My two channel legs are running on different codecs and sample rates:

  • Channel 1 (PSTN / caller leg): ulaw → 8kHz, 8-bit µ-law
  • Channel 2 (Voice bot / application leg): slin16 → 16kHz, 16-bit
    signed linear

Why?

Since this voice bot’s audio is going to get sent down the PSTN channel,
what’s the purpose of using a codec and sample rate which don’t match?

You’re not going to get a better quality of audio for the person on the end of
the PSTN connection, because 16-bit 16kHz can’t be sent down that channel.

I’d suggest the best solution is to get your voice bot to speak 8-bit 8kHz.

Antony.


I conclude that there are two ways of constructing a software design: One way
is to make it so simple that there are obviously no deficiencies, and the
other way is to make it so complicated that there are no obvious
deficiencies.

  • C A R Hoare

Thank you for the response. I should clarify — I’m using externalMedia which provides flexibility to use various codecs (ulaw, slin16, slin48, opus, etc.).

My question then becomes: If the bot/externalMedia leg supports these higher-quality codecs, shouldn’t we be able to leverage them end-to-end, rather than being limited to ulaw just because of the PSTN caller leg?

In other words:

  1. Is there a way to transcode the PSTN leg (ulaw → slin16/slin48) on-the-fly so both legs can operate at a higher quality internally?

  2. If both legs can work at, say, slin16, would the MixMonitor recording then produce clean stereo output?

  3. Or is the limitation that PSTN codecs are hard constraints, and we’re forced to downgrade the entire system to ulaw?

On Wednesday 08 April 2026 at 18:07:02, gauravs456 wrote:

  1. Is there a way to transcode the PSTN leg (ulaw → slin16/slin48)
    on-the-fly so both legs can operate at a higher quality internally?

You can transcode it, yes, but you can’t improve the quality.

A transcoder can’t create detail which is (by design) missing from the
original. You’ll end up with four times the amount of data containing
precisely the same (quality of) information.

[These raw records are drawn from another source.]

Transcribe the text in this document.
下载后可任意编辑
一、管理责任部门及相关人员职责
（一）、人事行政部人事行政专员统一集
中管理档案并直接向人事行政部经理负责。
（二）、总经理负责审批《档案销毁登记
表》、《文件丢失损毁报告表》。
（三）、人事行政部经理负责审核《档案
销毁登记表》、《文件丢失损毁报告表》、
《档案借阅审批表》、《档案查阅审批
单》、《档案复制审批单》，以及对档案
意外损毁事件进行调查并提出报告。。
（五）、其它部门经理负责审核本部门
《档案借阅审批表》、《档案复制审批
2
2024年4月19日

  1. If both legs can work at, say, slin16, would the MixMonitor recording
    then produce clean stereo output?

I believe it would, yes.

  1. Or is the limitation that PSTN codecs are hard constraints, and we’re
    forced to downgrade the entire system to ulaw?

Yes.

Antony.


APL [is a language], in which you can write a program to simulate shuffling a
deck of cards and then dealing them out to several players, in four
characters, none of which appear on a standard keyboard.

  • David Given

Well, that depends on your telco. More and more calls are moving across carrier networks with HD codecs like G722 from end-to-end.